The Gopher schedule is favorable, as well, but road game at Wisconsin probably tips things a bit.
 

The one factor tremendously in Wisconsin's favor is schedule. They miss both Ohio State and Penn State (easily the top two FPI teams in the entire conference). They have cross over games against Michigan, Maryland, and Indiana. Road games at Iowa and Michigan are their toughest. Given everything, that is quite favorable.
They have to play the Gophers ...
 





A couple of things. Our special teams were not good last year. They weren't even mediocre. There's no proof they'll be better this year. Our defense lost some very good players. There's no certainty they will be replaced. Then there is the mindset of the prognosticators that when teams like Ohio State or Michigan lose good players they will be replaced and when Minnesota or Indiana lose good players they won't.
 

FPI probably looks back more than a season in some respects so our 2-3 year moving average is likely dragging us down some. Also, there's a lot of unknowns on defense. Not a bad defense for sure, just unknowns.
 

Disney + Dink = Dinkney. Obviously ESPN knows nothing about sports.
 



I read a little bit about FPI out of curiosity and here is what they said.

1.) Returning production matters. (great for our offense, but defense and special team's don't help)
2.) Coaching continuation matters. Our great offense is with a new coordinator - knocks them down a notch.
3.) Previous teams do not matter, but recruiting rankings and end of year production do. Our last four games and our 2-2 record gets weighted more heavily than our 8 - 0 start.

Still hard to believe Northwestern gets put over us in this model, but I guess they return a lot of production from a very bad team, they played games tight at the end of the year and coaching stays the same.
 

I read a little bit about FPI out of curiosity and here is what they said.

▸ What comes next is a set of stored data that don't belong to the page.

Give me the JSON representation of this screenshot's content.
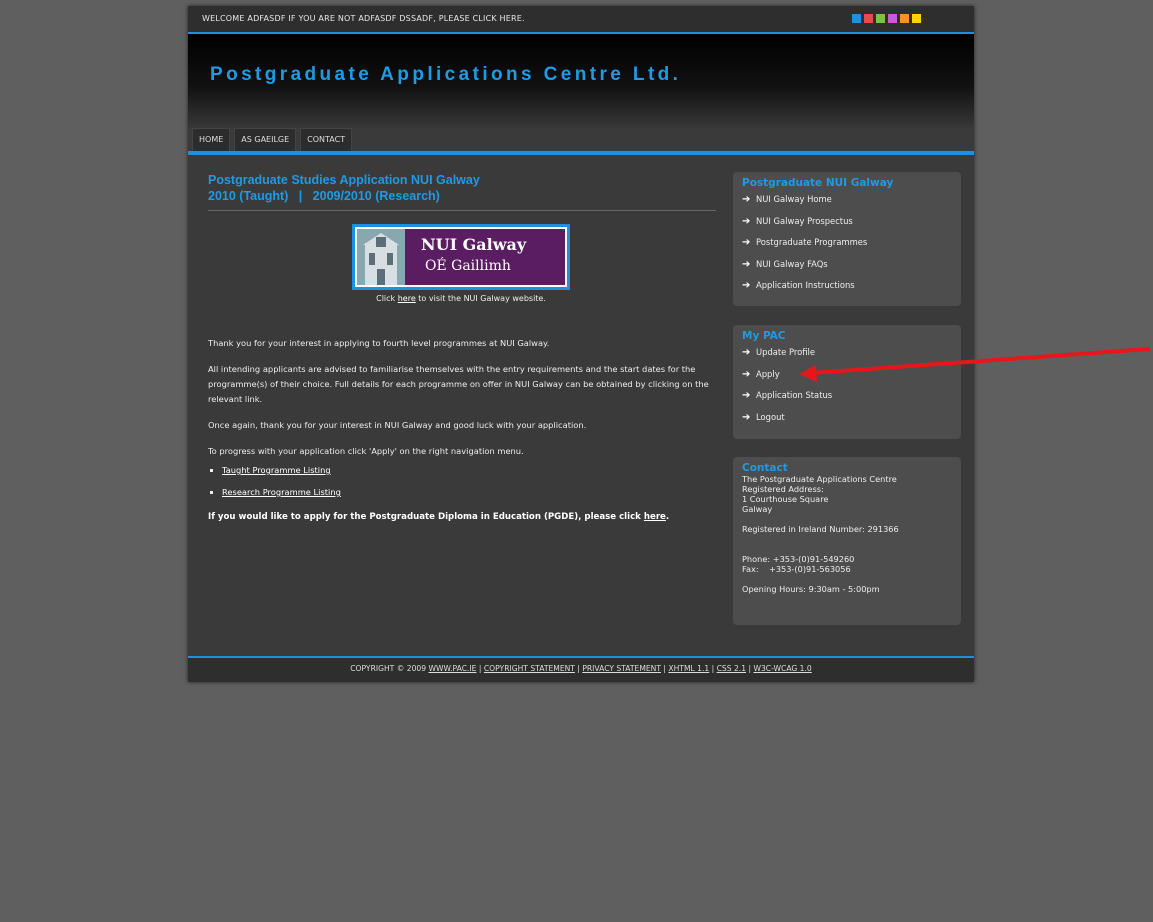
{
  "topbar": {
    "welcome": "WELCOME ADFASDF IF YOU ARE NOT ADFASDF DSSADF, PLEASE CLICK HERE.",
    "swatch_colors": [
      "#1e90e0",
      "#e84a4a",
      "#7dc242",
      "#c85ad8",
      "#f7931e",
      "#ffd400"
    ]
  },
  "header": {
    "title": "Postgraduate Applications Centre Ltd."
  },
  "nav": {
    "items": [
      "HOME",
      "AS GAEILGE",
      "CONTACT"
    ]
  },
  "main": {
    "heading_line1": "Postgraduate Studies Application NUI Galway",
    "heading_line2": "2010 (Taught)   |   2009/2010 (Research)",
    "logo": {
      "line1": "NUI Galway",
      "line2": "OÉ Gaillimh"
    },
    "logo_caption_pre": "Click ",
    "logo_caption_link": "here",
    "logo_caption_post": " to visit the NUI Galway website.",
    "p1": "Thank you for your interest in applying to fourth level programmes at NUI Galway.",
    "p2": "All intending applicants are advised to familiarise themselves with the entry requirements and the start dates for the programme(s) of their choice. Full details for each programme on offer in NUI Galway can be obtained by clicking on the relevant link.",
    "p3": "Once again, thank you for your interest in NUI Galway and good luck with your application.",
    "p4": "To progress with your application click 'Apply' on the right navigation menu.",
    "links": [
      "Taught Programme Listing",
      "Research Programme Listing"
    ],
    "pgde_text": "If you would like to apply for the Postgraduate Diploma in Education (PGDE), please click ",
    "pgde_link": "here",
    "pgde_end": "."
  },
  "sidebar": {
    "nui": {
      "title": "Postgraduate NUI Galway",
      "items": [
        "NUI Galway Home",
        "NUI Galway Prospectus",
        "Postgraduate Programmes",
        "NUI Galway FAQs",
        "Application Instructions"
      ]
    },
    "mypac": {
      "title": "My PAC",
      "items": [
        "Update Profile",
        "Apply",
        "Application Status",
        "Logout"
      ]
    },
    "contact": {
      "title": "Contact",
      "lines": [
        "The Postgraduate Applications Centre",
        "Registered Address:",
        "1 Courthouse Square",
        "Galway",
        "",
        "Registered in Ireland Number: 291366",
        "",
        "",
        "Phone: +353-(0)91-549260",
        "Fax:    +353-(0)91-563056",
        "",
        "Opening Hours: 9:30am - 5:00pm"
      ]
    }
  },
  "footer": {
    "prefix": "COPYRIGHT © 2009",
    "links": [
      "WWW.PAC.IE",
      "COPYRIGHT STATEMENT",
      "PRIVACY STATEMENT",
      "XHTML 1.1",
      "CSS 2.1",
      "W3C-WCAG 1.0"
    ]
  },
  "annotation": {
    "color": "#e8161b"
  }
}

1.) Returning production matters. (great for our offense, but defense and special team's don't help)
2.) Coaching continuation matters. Our great offense is with a new coordinator - knocks them down a notch.
3.) Previous teams do not matter, but recruiting rankings and end of year production do. Our last four games and our 2-2 record gets weighted more heavily than our 8 - 0 start.

Still hard to believe Northwestern gets put over us in this model, but I guess they return a lot of production from a very bad team, they played games tight at the end of the year and coaching stays the same.

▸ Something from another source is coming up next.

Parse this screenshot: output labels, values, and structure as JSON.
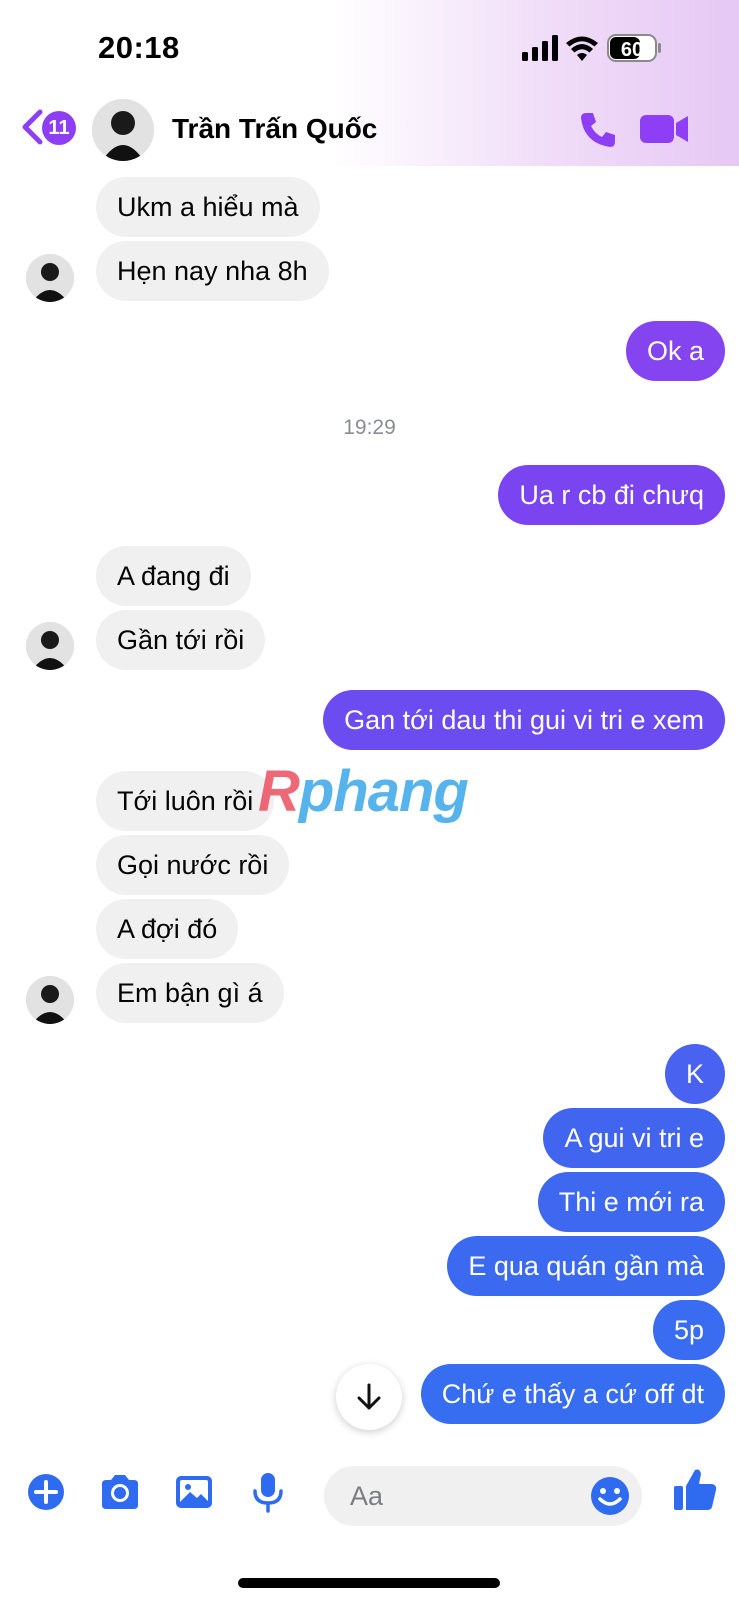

Our offense could very well be the best Gopher offense ever. It has the talent and experience to do that. The defense does have a lot of new faces and you just never really know how long it will take for everything to gel.
 

Put me in the camp that thinks the offense will be better and outweigh the defense's regression. TJ6 is a big loss but we will have everyone else coming back more physically developed (I hope we have a plan for off-season strength and conditioning) and one year more experienced.
 

ESPN FPI ranking probably reflects that Wiscy has a slightly easier schdedule and calendar than the GOphers.

Wiscy plays the Gopher early this season on October 10 instead of traditionally the last game of the regular season.

Both teams have easier cross divisional games, but Wiscy has a more favorable schedule playing both cross div games early.

The Gophers play Michigan at home on Oct. 17, and MSU on the road on Oct. 31.

Wiscy plays Indiana early at home on Sept. 5, and Michigan away on Sept 26.
The Gophers have a young Defense.
 

The offense may or may not be as good next year given that we lose two key offensive players and we do not know that the injury gods will not eat us alive. The defense is too new to believe it will be as solid as was the veteran starting eleven of last season. I hope we will win all 16 games of the season, but, like every year, we will know more after the first Big Ten game of the season.
 

It ever ceases to amaze me how easy it is to push the MN fan's indignation button over a meaningless poll.
 

For the record, last year's FPI before the season turned out to be wildly incorrect, giving Ohio State and Wisconsin almost no chance of meeting in Indianapolis, let alone winning the conference championship.

Preseason 2019 FPI: OSU was 8.7% to win Big Ten (which it did handily). Wisconsin was 1.4% chance to win Big Ten (which it was a win away).